We all hate it when we print a workbook that contains several dozen worksheets only to find out later that one worksheet had a column cut off or split to another page. Many of us have adopted the practice of checking the print area of each worksheet one by one to make sure this doesn’t happen. The problem is that you have to set the view to “Page Break Preview” for each worksheet. I have found a little trick to speed up that process.

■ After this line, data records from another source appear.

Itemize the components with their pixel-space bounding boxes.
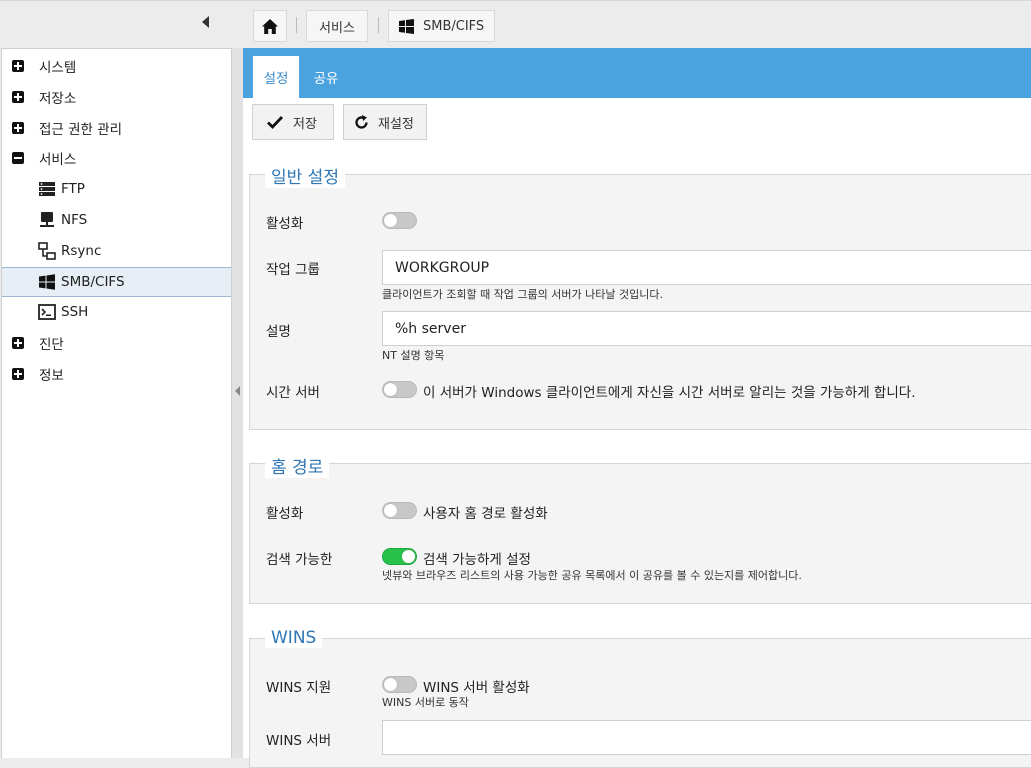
time-server-label: 시간 서버 bbox=[266, 385, 320, 401]
save-button[interactable]: 저장 bbox=[252, 104, 334, 140]
sidebar-nav-tree: 시스템 저장소 접근 권한 관리 서비스 FTP NFS Rsync SMB/C… bbox=[1, 48, 232, 758]
tab-settings[interactable]: 설정 bbox=[253, 56, 299, 98]
description-help: NT 설명 항목 bbox=[382, 349, 445, 362]
sidebar-item-info[interactable]: 정보 bbox=[2, 359, 231, 389]
home-enable-toggle[interactable] bbox=[382, 502, 417, 519]
main-panel: 설정 공유 저장 재설정 일반 설정 활성화 작업 그룹 WORKGROUP 클… bbox=[243, 48, 1031, 768]
sidebar-item-label: NFS bbox=[61, 212, 88, 228]
sidebar-item-smb[interactable]: SMB/CIFS bbox=[2, 267, 231, 297]
wins-support-toggle[interactable] bbox=[382, 676, 417, 693]
home-icon bbox=[262, 18, 278, 34]
sidebar-item-label: 서비스 bbox=[39, 152, 77, 168]
minus-square-icon[interactable] bbox=[12, 152, 24, 164]
wins-title: WINS bbox=[265, 628, 323, 648]
sidebar-item-ssh[interactable]: SSH bbox=[2, 297, 231, 327]
collapse-left-icon[interactable] bbox=[235, 386, 240, 396]
time-server-text: 이 서버가 Windows 클라이언트에게 자신을 시간 서버로 알리는 것을 … bbox=[423, 385, 916, 401]
collapse-sidebar-icon[interactable] bbox=[202, 16, 209, 28]
sidebar-item-storage[interactable]: 저장소 bbox=[2, 82, 231, 112]
top-bar: 서비스 SMB/CIFS bbox=[0, 0, 1031, 48]
plus-square-icon[interactable] bbox=[12, 122, 24, 134]
workgroup-input[interactable]: WORKGROUP bbox=[382, 250, 1031, 285]
enable-toggle[interactable] bbox=[382, 212, 417, 229]
browseable-text: 검색 가능하게 설정 bbox=[423, 552, 531, 568]
panel-splitter[interactable] bbox=[232, 48, 243, 758]
sidebar-item-rsync[interactable]: Rsync bbox=[2, 236, 231, 266]
breadcrumb-home[interactable] bbox=[253, 10, 287, 42]
breadcrumb-services-label: 서비스 bbox=[319, 20, 355, 36]
wins-support-help: WINS 서버로 동작 bbox=[382, 696, 469, 709]
workgroup-label: 작업 그룹 bbox=[266, 262, 320, 278]
sync-network-icon bbox=[38, 242, 56, 260]
sidebar-item-label: 저장소 bbox=[39, 91, 77, 107]
sidebar-item-access-control[interactable]: 접근 권한 관리 bbox=[2, 113, 231, 143]
breadcrumb-separator bbox=[296, 17, 297, 33]
windows-icon bbox=[39, 274, 55, 290]
refresh-icon bbox=[355, 114, 368, 129]
sidebar-item-services[interactable]: 서비스 bbox=[2, 143, 231, 173]
wins-support-text: WINS 서버 활성화 bbox=[423, 680, 530, 696]
plus-square-icon[interactable] bbox=[12, 91, 24, 103]
sidebar-item-label: 접근 권한 관리 bbox=[39, 122, 123, 138]
plus-square-icon[interactable] bbox=[12, 337, 24, 349]
windows-icon bbox=[399, 18, 414, 34]
reset-button-label: 재설정 bbox=[378, 116, 414, 132]
wins-server-input[interactable] bbox=[382, 720, 1031, 755]
sidebar-item-system[interactable]: 시스템 bbox=[2, 51, 231, 81]
browseable-toggle[interactable] bbox=[382, 548, 417, 565]
breadcrumb-smb[interactable]: SMB/CIFS bbox=[388, 10, 495, 42]
tab-bar: 설정 공유 bbox=[243, 48, 1031, 98]
time-server-toggle[interactable] bbox=[382, 381, 417, 398]
wins-support-label: WINS 지원 bbox=[266, 680, 332, 696]
tab-shares-label: 공유 bbox=[313, 71, 339, 87]
sidebar-item-diagnostics[interactable]: 진단 bbox=[2, 328, 231, 358]
home-enable-text: 사용자 홈 경로 활성화 bbox=[423, 506, 548, 522]
terminal-icon bbox=[38, 304, 56, 320]
home-enable-label: 활성화 bbox=[266, 506, 304, 522]
save-button-label: 저장 bbox=[293, 116, 317, 132]
browseable-label: 검색 가능한 bbox=[266, 552, 333, 568]
sidebar-item-label: FTP bbox=[61, 181, 85, 197]
check-icon bbox=[267, 116, 283, 129]
breadcrumb-services[interactable]: 서비스 bbox=[306, 10, 368, 42]
sidebar-item-label: 진단 bbox=[39, 337, 64, 353]
plus-square-icon[interactable] bbox=[12, 60, 24, 72]
sidebar-item-label: 정보 bbox=[39, 368, 64, 384]
network-drive-icon bbox=[40, 212, 54, 227]
description-label: 설명 bbox=[266, 324, 291, 340]
sidebar-item-label: SSH bbox=[61, 304, 89, 320]
sidebar-item-label: 시스템 bbox=[39, 60, 77, 76]
enable-label: 활성화 bbox=[266, 216, 304, 232]
general-settings-title: 일반 설정 bbox=[265, 163, 345, 188]
home-directory-title: 홈 경로 bbox=[265, 453, 330, 478]
breadcrumb-separator bbox=[378, 17, 379, 33]
tab-settings-label: 설정 bbox=[263, 71, 289, 87]
sidebar-item-label: SMB/CIFS bbox=[61, 274, 125, 290]
tab-shares[interactable]: 공유 bbox=[305, 56, 347, 98]
workgroup-help: 클라이언트가 조회할 때 작업 그룹의 서버가 나타날 것입니다. bbox=[382, 288, 663, 301]
sidebar-item-label: Rsync bbox=[61, 243, 102, 259]
browseable-help: 넷뷰와 브라우즈 리스트의 사용 가능한 공유 목록에서 이 공유를 볼 수 있… bbox=[382, 569, 802, 582]
reset-button[interactable]: 재설정 bbox=[343, 104, 427, 140]
breadcrumb-current-label: SMB/CIFS bbox=[423, 18, 485, 34]
sidebar-item-nfs[interactable]: NFS bbox=[2, 205, 231, 235]
server-icon bbox=[39, 182, 55, 196]
plus-square-icon[interactable] bbox=[12, 368, 24, 380]
wins-server-label: WINS 서버 bbox=[266, 733, 332, 749]
sidebar-item-ftp[interactable]: FTP bbox=[2, 174, 231, 204]
description-input[interactable]: %h server bbox=[382, 311, 1031, 346]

To set the view for all worksheets at once:

  1. Click on the first tab in the workbook.
  2. While holding SHIFT, click on the last tab in the workbook.
  3. On the ribbon, go to the View tab and click “Page Break Preview”
    SS-2010.07.28-15.17.08
  4. OR click on the Page Break Preview button at the bottom of the screen (next to the zoom slider)
    SS-2010.07.28-15.18.17
  5. For good measure, zoom out to around 50%
  6. Currently, the tabs are selected in a group. Before doing anything else, go back to single-worksheet mode.
    1. If ALL tabs are selected: click on one of them.
    2. If only some of the tabs are selected: click on an unselected tab.
    3. You’ll be safe when the title bar no longer contains the “[Group]” as shown below:
      SS-2010.07.28-15.23.51b

Now all of the worksheets should be in Page Break Preview mode. Now you may check each worksheet’s print area.

SS-2010.07.28-15.20.07b 

Click and drag the blue lines to change the print area.